It is the blues lover’s ultimate fantasy: an evening of great food and music not at a downtown nightclub, but at a “juke joint” in a remote area on the outskirts of the city.
Located in Waldorf, the Delta Blues Juke Joint & Diner may be the closest thing that Washington and Baltimore area blues lovers can find to that fantasy.
With weekend performances by Lady Rose, Stacy Brooks, the Big Boy Little Band and other popular bands, Delta Blues Juke Joint & Diner works hard to live up to the “juke joint” in its name.
But co-owners Eugene Cook and Michelle Collins are also pushing the “diner” side. Visit the establishment in the morning and you can treat yourself to traditional Southern breakfast delicacies such as fish and grits; sausage, biscuits and gravy and chicken and waffles, not to mention eggs made over easy, over hard, scrambled or into western or Georgia omelets.
For dinner, Delta Blues offers catfish, whiting, ribs and smoked chicken. “The catfish is definitely going, because that gives us a little Mississippi/Alabama taste, a little southern cuisine” said Cook, who is originally from Martinsville, Virginia. “The pork chops are really kicking butt. The smoked chicken, the ribs, always the whiting...”
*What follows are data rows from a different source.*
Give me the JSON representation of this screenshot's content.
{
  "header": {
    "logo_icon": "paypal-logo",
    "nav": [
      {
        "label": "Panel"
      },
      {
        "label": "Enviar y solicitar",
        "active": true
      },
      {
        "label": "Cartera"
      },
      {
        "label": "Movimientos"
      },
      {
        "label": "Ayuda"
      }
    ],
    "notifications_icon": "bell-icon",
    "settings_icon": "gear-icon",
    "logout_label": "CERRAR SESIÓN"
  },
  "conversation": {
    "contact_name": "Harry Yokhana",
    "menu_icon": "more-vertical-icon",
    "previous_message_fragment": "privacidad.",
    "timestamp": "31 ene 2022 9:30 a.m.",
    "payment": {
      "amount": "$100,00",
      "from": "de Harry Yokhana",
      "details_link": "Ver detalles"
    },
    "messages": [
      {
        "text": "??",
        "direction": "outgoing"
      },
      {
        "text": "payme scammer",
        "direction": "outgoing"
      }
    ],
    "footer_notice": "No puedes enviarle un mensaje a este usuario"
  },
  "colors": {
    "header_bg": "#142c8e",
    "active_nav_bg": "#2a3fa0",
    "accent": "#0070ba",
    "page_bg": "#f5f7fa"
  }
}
For dessert, there is bread pudding and peach crisp. There is also “dump” cake, made by “dumping” cherries, pineapples, nuts and anything else but the kitchen sink together for baking. “You dump it in, you bake it up and it’s nice and fresh,” Cook said.
First opened last November, the diner, at 2796 Old Washington Road, marks a new direction for Cook and Collins, former bartenders who met while working in Washington and who are now engaged to be married.
The couple met in the mid-1990s while working at Republic Gardens, a popular Washington nightclub.
About 2002 Cook moved to another well-known city club, Dream (the club later changed its name to Love). He stayed there until about three years ago, when he decided “I kind of wanted to do my own thing.”
He set up a truck stand in Waldorf, where he was living at the time. The operation, which sold catfish, whiting, smoked chicken and ribs, did not go over well with the Charles County government, which basically saw it as “a carry-out on wheels,” he recalled. “Because of that, it just basically caused a headache for the other business owners who actually had a business, and stuff like that,” he said.
Feeling a need for more of a restaurant setting, Cook opened a carryout on Route 301. But even that had its limitations, he discovered.
“I had my carry-out, and I had this gentleman come to my place,” Cook recalled. “He loved the catfish, but he kept offering me to come to a bigger place and what happened was, I didn’t want to leave where I was at. But I didn’t like the fact that it wasn’t a sit-down restaurant, I needed something a little bigger, needed something with alcohol because people want beverages with their dinner.”
Though Cook found the building on Old Washington Road, it was Collins who saw the potential for a juke joint theme. “When I walked into the place the ambiance brought me back to an era in my time,” Collins said. “I grew up in Indiana, I’m from the Midwest, but a lot of the influence of my family was from the Delta Mississippi area. So when I saw the panel and I saw the layout of the spot and in the back of my mind what I grew up on was Chicago and Mississippi blues. So with the combination of this spot with his ideas of the smoked ribs and chicken and the Southern cuisine, it was almost like we took each of our idea and combined the concept.”
The couple hopes the restaurant—which in August served as the site of a jam/concert hosted by the D.C. Blues Society—will help promote the blues as an art form. In addition to hearing live shows, patrons can also watch the restaurant's large flat-screen television for recorded performances from Muddy Waters and other legendary musicians.
“The thing is when you listen to blues it’s a little more about the soul of what we started back in the day and we’re keeping it current today, and that’s what I love about the blues,” Cook said. “To hear a harmonica player talk what some people feel, it goes down to the soul.”